DREAMS was developed from a solid evidence base around HIV prevention, but attributing specific impact requires a more complex triangulation of multiple data sets. The Gates Foundation supported the London School of Hygiene & Tropical Medicine and research partners to conduct independent impact evaluations of DREAMS from 2016 to 2022. This generated evidence of DREAMS benefits, including greater HIV testing and social support and, in some places, adoption of safer sexual behaviors. PEPFAR did not pursue longer-term evaluations due to the prohibitive cost. Future prevention programming should ensure that ongoing evaluation components are included to inform programming.

In addition, DREAMS represented an expensive model that was implemented largely parallel to government systems, despite past PEPFAR planning efforts to better integrate the programming into country systems. Because the programming was not designed to reinforce national platforms or data systems and was dependent on outside support, it undermined goals around moving countries toward greater self-reliance. Nduku Kilonzo, former executive director of Kenya’s National AIDS Control Council, reflected on the problems inherent in such parallel architecture, and explained to me: “The resources aren’t there now, and because the program was not anchored on existing national health or social welfare infrastructure, those young girls now are not part of any system . . . one day it was there, then it was gone forever.”

Looking ahead, the way DREAMS was implemented provides lessons on the vulnerabilities created by such parallel programming and the importance of supporting national systems to be more sustainable, resilient, and accountable. This includes strengthening the education, health, and social welfare systems to mitigate HIV risk more effectively for adolescent girls and young women.

How to Reinforce Support for HIV Prevention for Adolescent Girls and Young Women

The sudden end of DREAMS creates a moment of reckoning for all stakeholders associated with this urgent agenda. How to best protect adolescent girls and young women from HIV in the future will depend on national governments increasing domestic resources and integrating support for this population into national systems, leveraging the private sector for innovative financing, biomedical prevention advances, and some service delivery, and cooperating with civil society through women’s and youth groups and faith-based organizations. It will also depend on the remaining bilateral, multilateral, and philanthropic donors’ continuing financial support for multisectoral approaches that address the drivers of young women’s HIV risk.

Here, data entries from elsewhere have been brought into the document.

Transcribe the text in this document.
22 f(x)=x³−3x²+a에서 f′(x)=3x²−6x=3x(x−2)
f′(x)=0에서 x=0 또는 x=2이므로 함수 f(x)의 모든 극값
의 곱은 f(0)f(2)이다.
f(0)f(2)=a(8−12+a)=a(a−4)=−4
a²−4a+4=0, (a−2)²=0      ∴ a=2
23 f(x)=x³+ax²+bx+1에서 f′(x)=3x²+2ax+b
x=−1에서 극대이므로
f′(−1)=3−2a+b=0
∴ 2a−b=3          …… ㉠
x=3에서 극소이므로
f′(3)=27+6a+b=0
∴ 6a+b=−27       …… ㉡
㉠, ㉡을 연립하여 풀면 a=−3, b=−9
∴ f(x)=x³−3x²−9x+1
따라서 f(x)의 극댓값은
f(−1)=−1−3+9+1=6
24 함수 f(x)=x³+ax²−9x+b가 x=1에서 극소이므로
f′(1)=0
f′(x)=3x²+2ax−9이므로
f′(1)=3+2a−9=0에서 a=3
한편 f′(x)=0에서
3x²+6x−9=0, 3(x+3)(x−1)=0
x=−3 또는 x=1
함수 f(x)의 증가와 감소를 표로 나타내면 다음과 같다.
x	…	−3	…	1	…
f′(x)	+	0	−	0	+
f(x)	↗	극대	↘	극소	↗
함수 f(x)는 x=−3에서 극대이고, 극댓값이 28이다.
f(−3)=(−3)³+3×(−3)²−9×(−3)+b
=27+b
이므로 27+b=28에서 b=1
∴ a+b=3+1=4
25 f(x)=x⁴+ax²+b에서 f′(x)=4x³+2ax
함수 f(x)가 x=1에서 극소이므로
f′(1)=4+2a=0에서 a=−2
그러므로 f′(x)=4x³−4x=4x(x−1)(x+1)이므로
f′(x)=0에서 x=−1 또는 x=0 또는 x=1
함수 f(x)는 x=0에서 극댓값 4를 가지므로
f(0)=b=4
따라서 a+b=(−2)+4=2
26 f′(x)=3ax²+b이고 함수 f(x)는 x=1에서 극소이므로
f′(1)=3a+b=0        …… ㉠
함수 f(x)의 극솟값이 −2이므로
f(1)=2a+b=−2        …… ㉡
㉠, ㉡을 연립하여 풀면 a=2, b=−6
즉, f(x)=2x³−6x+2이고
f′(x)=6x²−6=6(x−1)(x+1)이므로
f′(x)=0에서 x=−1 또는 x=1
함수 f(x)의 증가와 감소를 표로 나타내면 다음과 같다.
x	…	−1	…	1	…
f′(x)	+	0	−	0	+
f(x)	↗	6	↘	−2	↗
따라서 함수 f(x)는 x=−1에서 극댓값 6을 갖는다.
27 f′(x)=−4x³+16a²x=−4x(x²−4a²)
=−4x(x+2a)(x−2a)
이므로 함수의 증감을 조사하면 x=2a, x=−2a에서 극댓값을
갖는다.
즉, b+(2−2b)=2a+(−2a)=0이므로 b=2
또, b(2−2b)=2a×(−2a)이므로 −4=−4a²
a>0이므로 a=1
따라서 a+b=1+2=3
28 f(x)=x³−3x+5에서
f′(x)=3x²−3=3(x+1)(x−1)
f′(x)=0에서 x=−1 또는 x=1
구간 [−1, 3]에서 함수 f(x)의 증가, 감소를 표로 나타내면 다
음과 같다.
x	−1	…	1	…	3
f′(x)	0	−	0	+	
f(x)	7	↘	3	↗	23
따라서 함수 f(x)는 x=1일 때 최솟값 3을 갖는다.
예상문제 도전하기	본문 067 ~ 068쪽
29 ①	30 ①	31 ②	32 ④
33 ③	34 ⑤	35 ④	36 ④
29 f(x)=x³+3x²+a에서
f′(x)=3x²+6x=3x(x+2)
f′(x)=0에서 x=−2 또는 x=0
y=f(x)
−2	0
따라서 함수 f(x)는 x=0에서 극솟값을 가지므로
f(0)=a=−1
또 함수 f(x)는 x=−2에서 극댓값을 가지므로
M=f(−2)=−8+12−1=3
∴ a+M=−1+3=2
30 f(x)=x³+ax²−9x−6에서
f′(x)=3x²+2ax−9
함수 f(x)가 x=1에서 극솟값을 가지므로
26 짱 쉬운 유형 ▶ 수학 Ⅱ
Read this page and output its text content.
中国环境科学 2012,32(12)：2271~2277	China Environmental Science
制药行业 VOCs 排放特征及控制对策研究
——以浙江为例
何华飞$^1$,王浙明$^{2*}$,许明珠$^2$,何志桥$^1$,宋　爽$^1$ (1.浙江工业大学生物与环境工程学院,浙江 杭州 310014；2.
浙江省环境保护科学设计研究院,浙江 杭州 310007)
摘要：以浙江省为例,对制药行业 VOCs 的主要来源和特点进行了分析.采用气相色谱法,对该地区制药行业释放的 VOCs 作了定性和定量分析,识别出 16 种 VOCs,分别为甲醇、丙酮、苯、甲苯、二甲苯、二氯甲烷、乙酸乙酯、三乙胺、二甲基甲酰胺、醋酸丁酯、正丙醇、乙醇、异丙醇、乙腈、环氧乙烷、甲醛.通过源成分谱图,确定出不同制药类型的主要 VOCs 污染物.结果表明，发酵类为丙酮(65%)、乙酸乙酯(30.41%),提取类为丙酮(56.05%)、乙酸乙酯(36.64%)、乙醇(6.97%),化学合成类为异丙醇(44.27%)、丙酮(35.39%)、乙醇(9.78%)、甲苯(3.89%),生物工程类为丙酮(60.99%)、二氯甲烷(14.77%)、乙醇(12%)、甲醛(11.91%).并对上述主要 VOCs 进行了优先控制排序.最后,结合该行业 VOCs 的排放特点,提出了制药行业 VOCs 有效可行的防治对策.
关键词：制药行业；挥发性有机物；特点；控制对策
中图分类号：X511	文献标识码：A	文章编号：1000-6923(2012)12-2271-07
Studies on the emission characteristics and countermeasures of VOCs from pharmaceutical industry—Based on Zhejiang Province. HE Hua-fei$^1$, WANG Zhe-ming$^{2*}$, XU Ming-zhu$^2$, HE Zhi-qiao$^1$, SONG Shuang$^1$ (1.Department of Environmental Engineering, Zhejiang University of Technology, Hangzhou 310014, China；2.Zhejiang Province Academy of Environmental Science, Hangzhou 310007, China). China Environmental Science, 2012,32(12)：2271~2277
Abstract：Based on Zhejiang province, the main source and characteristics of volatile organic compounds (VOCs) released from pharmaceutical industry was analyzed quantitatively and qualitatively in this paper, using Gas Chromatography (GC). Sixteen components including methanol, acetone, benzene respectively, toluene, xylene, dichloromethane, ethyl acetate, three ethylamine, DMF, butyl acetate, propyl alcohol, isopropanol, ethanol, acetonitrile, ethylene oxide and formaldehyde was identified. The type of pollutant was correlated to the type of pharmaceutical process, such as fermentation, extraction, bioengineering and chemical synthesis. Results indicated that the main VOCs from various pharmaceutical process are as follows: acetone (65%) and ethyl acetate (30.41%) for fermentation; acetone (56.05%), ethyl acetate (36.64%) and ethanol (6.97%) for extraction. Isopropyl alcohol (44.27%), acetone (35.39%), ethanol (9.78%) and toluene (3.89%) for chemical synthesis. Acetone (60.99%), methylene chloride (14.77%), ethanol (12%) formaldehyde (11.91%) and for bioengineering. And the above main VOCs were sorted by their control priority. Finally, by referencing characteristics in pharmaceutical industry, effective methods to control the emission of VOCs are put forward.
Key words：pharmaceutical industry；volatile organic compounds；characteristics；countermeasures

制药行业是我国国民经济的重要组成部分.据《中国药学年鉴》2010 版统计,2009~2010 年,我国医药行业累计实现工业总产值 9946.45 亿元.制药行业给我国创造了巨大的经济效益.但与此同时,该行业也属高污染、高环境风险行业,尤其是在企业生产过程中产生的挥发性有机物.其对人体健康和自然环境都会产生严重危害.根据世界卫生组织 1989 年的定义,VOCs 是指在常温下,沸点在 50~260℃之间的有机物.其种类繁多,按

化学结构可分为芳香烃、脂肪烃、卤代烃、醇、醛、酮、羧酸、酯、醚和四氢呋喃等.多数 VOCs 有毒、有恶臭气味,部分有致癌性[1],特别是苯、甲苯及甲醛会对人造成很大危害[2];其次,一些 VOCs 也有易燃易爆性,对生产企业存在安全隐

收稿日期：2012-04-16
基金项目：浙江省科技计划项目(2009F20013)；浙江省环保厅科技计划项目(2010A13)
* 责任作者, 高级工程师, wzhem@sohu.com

This opens opportunities for the United States to carve out a new role that responds to Secretary of State Marco Rubio’s assertion that foreign assistance has to make the United States stronger, safer and more prosperous, which could mean supporting access to new HIV prevention technologies that assist millions of young women to be healthy and economically empowered. Such a prospect would provide strong returns on U.S. investments, while helping to end HIV as a public health threat and benefitting U.S. health security.

As one 18-year-old DREAMS beneficiary in Zambia shared with me: “I’m afraid that there’s going to be a steep rise in cases of HIV and AIDS, because now, adolescent girls and young women have no access to mentors to guide them, especially those going through violence and abuse . . . this is a backward draw on development.” By listening to and prioritizing these young women, new public and private sector models can build on the lessons of DREAMS to improve outcomes for the future, rather than reversing decades of progress.

Janet Fleischman is a senior associate with the Global Health Policy Center at the Center for Strategic and International Studies in Washington, D.C.